5. Deliver oral judgment and adjourn for reasons, a practice the UK Supreme Court uses for Brexit cases. The country needs to know _today_ who is national chairman, not after convention.
6. The Consequence of Continued Silence – Lack of judicial activism is not neutrality. It is a vote for the status quo, and the status quo is chaos. PDP cannot heal because the court won’t tell it who its doctor is. ADC cannot achieve internal cohesion because the court won’t stop the discrimination against legacy members by moneybags who arrived yesterday. And APC does not need to rig when the opposition is too busy in court to campaign.
Justice is like medicine: it expires. A judgment on party leadership delivered after the election is like a post-mortem report — accurate but useless to the patient.
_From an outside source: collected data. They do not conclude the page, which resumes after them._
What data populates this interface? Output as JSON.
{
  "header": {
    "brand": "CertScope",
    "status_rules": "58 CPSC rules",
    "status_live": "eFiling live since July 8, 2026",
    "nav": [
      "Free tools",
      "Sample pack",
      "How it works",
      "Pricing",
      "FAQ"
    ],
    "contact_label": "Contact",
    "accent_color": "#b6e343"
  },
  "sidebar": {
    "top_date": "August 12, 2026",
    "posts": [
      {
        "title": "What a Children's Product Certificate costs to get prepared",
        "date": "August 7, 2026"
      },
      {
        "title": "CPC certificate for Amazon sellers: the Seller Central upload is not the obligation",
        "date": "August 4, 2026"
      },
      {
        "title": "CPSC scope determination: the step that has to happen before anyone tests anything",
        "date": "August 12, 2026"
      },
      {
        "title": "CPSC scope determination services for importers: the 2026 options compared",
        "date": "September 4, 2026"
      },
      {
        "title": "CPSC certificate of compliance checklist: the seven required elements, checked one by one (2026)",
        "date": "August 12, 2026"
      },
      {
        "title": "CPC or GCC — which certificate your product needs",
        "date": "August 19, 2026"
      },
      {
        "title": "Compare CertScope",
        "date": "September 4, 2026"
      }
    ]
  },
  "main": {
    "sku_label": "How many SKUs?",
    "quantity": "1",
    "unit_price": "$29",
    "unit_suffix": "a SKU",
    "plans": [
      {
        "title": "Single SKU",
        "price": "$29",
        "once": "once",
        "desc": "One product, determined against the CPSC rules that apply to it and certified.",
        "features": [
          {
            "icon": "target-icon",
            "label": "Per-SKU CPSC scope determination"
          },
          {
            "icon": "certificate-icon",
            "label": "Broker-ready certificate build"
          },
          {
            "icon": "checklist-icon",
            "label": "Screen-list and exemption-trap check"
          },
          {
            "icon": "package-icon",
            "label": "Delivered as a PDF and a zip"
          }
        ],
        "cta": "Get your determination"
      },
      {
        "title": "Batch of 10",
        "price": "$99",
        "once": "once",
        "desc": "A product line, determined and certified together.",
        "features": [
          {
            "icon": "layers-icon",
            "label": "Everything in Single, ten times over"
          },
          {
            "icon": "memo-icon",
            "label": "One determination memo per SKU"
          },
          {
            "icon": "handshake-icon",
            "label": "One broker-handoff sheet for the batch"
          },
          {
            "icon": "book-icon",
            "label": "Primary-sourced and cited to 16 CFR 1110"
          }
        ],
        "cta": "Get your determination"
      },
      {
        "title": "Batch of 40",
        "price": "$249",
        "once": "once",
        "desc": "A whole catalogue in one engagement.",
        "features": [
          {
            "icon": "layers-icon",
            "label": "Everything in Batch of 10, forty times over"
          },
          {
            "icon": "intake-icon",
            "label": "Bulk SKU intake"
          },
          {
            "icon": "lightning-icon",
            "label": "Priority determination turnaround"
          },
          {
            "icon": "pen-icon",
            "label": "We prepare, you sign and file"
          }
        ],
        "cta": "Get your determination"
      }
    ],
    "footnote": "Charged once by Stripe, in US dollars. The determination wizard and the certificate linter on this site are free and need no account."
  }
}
In conclusion, bring Back the Brave Bench. Nigeria does not lack laws. It lacks judges who are afraid to use them timeously. The Eso/Oputa Supreme Court was not perfect, but it understood that when politicians are running against time, the court must run faster. To reserve judgment in PDP and ADC cases while primaries collapse is to reserve justice until it is injustice. The bigwigs in ADC must be told by the bench that party membership is not a share you buy to oppress founders. The APC must be told by judicial speed that perpetuation is not a national policy. Until the Supreme Court rediscovers activism, the judiciary will remain an albatross around democracy’s neck, and we will keep asking: where have all the brave judges gone?
Myson A. Nejo, Esq.
Legal Practitioner & Human Rights Advocate.